Una carriera non sfavillante, passata a calcare i campi di squadre non di prima fascia tra seria A e serie B, e una perla splendente durante una notte magica.Il calciatore trevigiano più rappresentativo della storia recente italiana è senza dubbio Alessandro Del Piero, che da Conegliano Veneto ha sposato la Vecchia Signora a 18 anni e mezzo facendone la storia, come tutti ben sanno.
Allo stesso modo, però, non tutti conoscono o ricordano un altro giocatore – da Valdobbiadene, Treviso – che nella sua carriera ha invece girato diverse piazze tra la serie A e quella cadetta: Mauro Bressan. Classe 1971, anche lui diciottenne si affaccia sul prestigioso palcoscenico di San Siro, sponda rossonera, ma la assapora solo per un paio di stagioni, chiuso in quel Milan stellare dai campioni olandesi che – guidati da Arrigo Sacchi – facevano incetta di trofei.
Nel 1991 lascia la compagine meneghina e inizia la sua quasi ventennale peregrinazione, in cerca di una consacrazione difficile da raggiungere sull’erba di Perugia, Como, Foggia, Cagliari e Bari.
Proprio la positiva esperienza tra i galletti pugliesi dà a Mauro – vicino ai 30 anni – una nuova, irrinunciabile chance: la chiamata della Fiorentina, stagione 1999-2000, in un anno in cui i gigliati sono iscritti anche alla Champion’s League; poco campo e tanta panchina per l’esterno destro, con tanti ingressi a partita in corso e pochi lampi.
Uno di questi, però, è stato davvero abbagliante.
2 novembre 1999, girone di Champion’s, allo stadio Franchi di Firenze arriva il Barcellona: le aspettative sono tutte per i bomber Balbo e Kluivert, per l’imminente pallone d’oro Rivaldo, per i grandi amici lusitani Rui Costa e Luis Figo.
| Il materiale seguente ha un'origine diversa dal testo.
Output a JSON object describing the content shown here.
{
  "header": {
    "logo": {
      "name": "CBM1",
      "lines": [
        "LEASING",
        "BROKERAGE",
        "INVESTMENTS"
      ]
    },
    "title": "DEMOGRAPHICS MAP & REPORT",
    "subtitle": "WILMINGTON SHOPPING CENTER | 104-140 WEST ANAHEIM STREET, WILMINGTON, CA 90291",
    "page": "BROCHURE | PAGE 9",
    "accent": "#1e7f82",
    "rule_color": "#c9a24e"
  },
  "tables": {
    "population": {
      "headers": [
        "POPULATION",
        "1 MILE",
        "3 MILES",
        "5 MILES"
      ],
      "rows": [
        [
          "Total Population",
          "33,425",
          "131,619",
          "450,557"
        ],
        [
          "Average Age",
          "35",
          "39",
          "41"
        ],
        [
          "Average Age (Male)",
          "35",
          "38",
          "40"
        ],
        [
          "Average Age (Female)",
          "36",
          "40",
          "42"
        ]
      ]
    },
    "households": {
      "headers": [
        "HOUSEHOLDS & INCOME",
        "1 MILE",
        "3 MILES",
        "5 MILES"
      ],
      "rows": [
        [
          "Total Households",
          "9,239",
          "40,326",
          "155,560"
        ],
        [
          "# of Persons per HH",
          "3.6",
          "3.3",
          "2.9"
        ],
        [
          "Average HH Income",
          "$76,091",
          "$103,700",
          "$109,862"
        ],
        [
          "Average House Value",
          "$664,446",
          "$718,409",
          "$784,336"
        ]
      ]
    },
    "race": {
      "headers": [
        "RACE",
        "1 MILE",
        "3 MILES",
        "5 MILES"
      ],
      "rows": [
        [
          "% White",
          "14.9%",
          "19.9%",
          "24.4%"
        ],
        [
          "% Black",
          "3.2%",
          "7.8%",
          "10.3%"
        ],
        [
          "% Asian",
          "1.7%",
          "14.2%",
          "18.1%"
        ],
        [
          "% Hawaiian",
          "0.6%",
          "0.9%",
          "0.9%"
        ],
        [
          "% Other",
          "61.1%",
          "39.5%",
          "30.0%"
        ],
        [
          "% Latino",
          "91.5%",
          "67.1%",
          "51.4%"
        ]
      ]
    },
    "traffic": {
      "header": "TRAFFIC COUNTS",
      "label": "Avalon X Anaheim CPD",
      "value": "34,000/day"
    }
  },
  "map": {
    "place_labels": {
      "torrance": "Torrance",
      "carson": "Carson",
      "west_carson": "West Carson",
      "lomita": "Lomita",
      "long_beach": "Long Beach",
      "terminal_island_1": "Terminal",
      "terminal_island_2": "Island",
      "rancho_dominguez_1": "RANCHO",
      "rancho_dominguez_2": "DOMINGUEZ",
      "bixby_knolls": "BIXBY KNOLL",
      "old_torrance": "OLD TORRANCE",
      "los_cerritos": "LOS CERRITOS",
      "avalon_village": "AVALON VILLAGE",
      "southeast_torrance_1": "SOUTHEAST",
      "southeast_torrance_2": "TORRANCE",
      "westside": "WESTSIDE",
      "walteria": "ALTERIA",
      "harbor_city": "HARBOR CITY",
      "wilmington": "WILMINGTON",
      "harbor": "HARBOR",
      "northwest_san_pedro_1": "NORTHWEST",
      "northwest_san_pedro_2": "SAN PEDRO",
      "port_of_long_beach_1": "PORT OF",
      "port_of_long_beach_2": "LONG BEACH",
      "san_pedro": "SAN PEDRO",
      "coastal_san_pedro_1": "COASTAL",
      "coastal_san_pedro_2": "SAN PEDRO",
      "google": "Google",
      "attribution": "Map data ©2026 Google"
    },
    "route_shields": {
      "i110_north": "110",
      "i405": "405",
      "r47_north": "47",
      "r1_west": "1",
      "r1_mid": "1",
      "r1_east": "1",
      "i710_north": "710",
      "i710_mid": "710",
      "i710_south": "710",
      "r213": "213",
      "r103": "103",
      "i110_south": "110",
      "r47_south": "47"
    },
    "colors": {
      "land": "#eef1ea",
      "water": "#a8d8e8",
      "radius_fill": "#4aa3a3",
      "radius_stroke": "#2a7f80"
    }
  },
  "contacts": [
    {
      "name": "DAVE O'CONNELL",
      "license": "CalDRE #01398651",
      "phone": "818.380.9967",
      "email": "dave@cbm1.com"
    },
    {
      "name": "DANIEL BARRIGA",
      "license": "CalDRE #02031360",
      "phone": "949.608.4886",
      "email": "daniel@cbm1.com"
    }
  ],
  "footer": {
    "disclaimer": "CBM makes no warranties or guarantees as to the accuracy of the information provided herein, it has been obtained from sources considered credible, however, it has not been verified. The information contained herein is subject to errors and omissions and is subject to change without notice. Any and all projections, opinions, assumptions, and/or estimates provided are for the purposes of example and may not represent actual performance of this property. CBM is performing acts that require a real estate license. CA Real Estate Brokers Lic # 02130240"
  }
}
Ma tra tutte queste star del panorama mondiale uno spazietto se lo ritaglia proprio lui, l’esterno di Treviso, con un gesto tecnico da far strabuzzare gli occhi e strappare applausi anche a loro: cross rasoterra dalla destra di Chiesa ribattuto dalla difesa, palla che si alza ed esce di qualche metro dall’aria, leggermente spostata sulla destra, tentativo di recupero di un gigliato e palla a campanile, un rimbalzo a terra e…spalle alla porta – a circa 20 metri – eccolo lì, il centrocampista spinge sul sinistro e carica il destro. La rovesciata è stilisticamente perfetta, la traiettoria – all’incrocio dei pali – pure: Arnau, portiere blaugrana, è qualche metro fuori dai pali, letteralmente sorpreso dalla palombella di quel numero 21 di cui probabilmente fino a quel giorno sapeva solo il nome.
Dopo quella sera non cambierà la storia di Bressan da Valdobbiadene; una volta chiusa la parentesi biennale in Toscana, cerca conferme – vanamente – a Venezia, nella Genova rossoblu e a Como, prima di emigrare, in silenzio, in Svizzera.
Non tutte le carriere possono essere scintillanti di trofei e medaglie, nel calcio chi si può fregiare di tali meriti o onori è solo una parte esigua di tutti quei giocatori che cercano fortuna tirando calci ad un pallone. Mauro ha fatto il suo, solo lui sa se avrebbe potuto fare di più.
Certo è che un gol così – contro una delle squadre più forti del mondo, in una partita di Champion’s, davanti a milioni di spettatori – non l’hanno fatto tutti. Mauro sì.